Low risk intelligence is an endemic problem in most societies. Signs of it are everywhere: in the "paranoid parenting" that prevents us from allowing our children to live normal lives; in the irrational fear of crime that blights the lives of Daily Mail readers; in the inability of our media to communicate accurately about uncertainty, which they interpret as "increased certainty that things are going to get worse"; in the worst-case scenarios that lead to the security theatre on display at airports; and in the general need for "closure" about troubling events that leads us to think any answer is preferable to none.

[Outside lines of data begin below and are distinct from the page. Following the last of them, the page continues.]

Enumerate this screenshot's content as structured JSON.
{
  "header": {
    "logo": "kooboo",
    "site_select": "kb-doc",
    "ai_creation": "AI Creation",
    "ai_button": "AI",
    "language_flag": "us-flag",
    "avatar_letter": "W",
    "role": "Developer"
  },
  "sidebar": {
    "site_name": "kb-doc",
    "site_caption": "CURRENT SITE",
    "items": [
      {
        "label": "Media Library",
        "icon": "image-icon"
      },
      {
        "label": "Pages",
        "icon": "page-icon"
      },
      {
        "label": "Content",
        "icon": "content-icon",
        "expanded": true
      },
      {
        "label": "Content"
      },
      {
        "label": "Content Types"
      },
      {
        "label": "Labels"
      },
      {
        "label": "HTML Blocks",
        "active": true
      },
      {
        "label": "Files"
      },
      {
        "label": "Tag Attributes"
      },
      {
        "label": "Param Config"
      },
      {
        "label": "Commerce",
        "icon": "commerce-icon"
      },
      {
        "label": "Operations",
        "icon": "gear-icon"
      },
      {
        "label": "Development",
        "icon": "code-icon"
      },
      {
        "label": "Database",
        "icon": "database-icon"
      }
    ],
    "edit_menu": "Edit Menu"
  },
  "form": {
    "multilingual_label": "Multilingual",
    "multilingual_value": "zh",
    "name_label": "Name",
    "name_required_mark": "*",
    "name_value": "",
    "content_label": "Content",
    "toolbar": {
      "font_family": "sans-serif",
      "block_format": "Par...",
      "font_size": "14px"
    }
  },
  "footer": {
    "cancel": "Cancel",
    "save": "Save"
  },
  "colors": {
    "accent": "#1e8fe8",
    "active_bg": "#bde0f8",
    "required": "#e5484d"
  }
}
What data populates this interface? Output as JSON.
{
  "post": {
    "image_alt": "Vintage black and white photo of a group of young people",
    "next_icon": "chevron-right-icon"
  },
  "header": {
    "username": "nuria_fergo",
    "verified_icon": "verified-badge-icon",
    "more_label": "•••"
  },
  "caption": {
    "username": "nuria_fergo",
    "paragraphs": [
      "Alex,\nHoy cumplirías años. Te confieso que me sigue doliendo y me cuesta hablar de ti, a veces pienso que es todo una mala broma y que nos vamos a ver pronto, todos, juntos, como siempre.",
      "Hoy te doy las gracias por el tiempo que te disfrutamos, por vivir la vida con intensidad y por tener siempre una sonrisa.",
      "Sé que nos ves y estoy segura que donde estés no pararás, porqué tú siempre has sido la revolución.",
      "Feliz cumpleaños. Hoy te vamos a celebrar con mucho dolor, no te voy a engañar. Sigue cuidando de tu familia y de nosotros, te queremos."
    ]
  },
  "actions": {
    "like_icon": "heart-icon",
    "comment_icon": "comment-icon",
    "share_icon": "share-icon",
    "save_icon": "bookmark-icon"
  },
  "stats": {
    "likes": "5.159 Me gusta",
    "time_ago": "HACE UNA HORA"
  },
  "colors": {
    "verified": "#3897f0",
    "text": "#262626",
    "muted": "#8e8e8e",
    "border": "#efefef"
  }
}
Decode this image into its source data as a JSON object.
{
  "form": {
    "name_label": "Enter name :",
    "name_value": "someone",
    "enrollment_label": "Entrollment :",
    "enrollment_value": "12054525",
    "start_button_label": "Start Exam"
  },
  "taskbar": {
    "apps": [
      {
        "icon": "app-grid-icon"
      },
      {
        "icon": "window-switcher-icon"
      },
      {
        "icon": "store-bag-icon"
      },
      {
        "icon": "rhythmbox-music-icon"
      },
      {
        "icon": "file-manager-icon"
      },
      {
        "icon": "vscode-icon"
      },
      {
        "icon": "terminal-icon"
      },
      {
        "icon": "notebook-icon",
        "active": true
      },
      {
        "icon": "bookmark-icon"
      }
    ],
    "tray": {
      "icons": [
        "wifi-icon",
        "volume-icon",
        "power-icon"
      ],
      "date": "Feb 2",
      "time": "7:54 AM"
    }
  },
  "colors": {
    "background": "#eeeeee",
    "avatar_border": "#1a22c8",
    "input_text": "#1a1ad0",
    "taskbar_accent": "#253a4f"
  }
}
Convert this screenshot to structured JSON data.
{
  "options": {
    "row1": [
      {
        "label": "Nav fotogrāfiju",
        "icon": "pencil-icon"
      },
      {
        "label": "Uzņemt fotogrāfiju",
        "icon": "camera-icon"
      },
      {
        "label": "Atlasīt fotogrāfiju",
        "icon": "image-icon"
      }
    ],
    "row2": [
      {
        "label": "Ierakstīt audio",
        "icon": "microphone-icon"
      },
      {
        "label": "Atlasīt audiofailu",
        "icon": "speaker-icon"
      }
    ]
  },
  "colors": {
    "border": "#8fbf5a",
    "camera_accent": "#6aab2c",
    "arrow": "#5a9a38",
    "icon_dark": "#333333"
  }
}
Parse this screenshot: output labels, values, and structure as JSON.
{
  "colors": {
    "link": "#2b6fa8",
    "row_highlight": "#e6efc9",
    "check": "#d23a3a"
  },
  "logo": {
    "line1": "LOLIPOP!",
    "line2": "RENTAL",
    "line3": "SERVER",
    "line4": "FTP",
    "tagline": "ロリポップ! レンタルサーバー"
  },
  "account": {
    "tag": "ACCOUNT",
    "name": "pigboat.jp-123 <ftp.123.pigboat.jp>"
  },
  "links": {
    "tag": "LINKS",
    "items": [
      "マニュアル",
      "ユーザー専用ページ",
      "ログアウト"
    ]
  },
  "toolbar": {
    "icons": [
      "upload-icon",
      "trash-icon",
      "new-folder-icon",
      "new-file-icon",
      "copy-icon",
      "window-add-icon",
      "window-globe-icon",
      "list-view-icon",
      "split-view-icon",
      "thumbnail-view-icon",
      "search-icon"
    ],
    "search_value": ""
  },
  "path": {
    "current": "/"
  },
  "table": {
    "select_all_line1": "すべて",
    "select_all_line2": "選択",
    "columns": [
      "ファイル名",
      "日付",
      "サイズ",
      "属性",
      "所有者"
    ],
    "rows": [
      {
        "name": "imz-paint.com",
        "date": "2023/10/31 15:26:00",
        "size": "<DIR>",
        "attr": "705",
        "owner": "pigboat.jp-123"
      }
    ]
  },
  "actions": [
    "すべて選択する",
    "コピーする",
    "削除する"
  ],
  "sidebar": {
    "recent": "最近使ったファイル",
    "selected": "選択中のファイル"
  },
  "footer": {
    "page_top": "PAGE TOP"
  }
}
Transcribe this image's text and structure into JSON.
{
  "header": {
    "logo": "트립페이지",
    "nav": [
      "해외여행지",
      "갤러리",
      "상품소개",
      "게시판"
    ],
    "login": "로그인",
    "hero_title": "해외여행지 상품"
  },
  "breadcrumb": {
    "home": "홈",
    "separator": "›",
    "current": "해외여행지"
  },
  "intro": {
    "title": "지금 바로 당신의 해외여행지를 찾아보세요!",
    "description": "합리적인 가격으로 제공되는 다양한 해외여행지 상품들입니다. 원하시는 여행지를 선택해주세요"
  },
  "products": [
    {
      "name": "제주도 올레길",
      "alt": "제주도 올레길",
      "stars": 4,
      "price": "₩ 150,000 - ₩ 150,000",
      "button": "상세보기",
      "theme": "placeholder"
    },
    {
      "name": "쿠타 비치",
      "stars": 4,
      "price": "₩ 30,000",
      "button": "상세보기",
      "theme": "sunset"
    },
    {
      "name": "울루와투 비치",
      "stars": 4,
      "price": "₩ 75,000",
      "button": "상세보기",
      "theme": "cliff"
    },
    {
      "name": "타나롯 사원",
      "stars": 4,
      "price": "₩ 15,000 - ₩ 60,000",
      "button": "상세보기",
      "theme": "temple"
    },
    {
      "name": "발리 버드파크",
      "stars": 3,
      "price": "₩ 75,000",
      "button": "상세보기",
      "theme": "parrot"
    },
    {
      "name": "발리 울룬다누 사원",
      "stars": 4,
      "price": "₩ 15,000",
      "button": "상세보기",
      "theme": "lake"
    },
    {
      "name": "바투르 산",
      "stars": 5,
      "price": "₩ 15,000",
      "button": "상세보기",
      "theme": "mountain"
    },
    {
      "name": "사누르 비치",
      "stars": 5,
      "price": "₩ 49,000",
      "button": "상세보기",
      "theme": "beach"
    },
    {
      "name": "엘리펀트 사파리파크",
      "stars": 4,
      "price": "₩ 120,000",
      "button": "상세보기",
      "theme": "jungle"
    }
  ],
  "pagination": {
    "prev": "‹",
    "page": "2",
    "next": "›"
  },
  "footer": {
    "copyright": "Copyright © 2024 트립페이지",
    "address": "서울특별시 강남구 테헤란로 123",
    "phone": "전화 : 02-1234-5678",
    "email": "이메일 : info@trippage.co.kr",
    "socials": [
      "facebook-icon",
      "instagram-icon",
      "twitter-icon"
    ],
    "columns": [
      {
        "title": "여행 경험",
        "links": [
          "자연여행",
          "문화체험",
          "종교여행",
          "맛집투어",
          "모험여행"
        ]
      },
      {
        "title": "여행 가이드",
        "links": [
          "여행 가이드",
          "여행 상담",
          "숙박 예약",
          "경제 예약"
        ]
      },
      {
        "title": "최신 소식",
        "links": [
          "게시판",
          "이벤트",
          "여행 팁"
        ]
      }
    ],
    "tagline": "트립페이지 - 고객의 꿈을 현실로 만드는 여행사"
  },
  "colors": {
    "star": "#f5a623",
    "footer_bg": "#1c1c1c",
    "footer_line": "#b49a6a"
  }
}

What's worse is that our society is irredeemably favourable to low risk intelligence. People who are confident and articulate tend to be admired while those who are more probabilistically informed are devalued. And this matters because our inability to handle risk leads to hysterical debates and makes rational policy-making on nuclear power, policing, immigration, terrorism or GM crops impossible. In relation to risk, stupidity seems to be humanity's default option.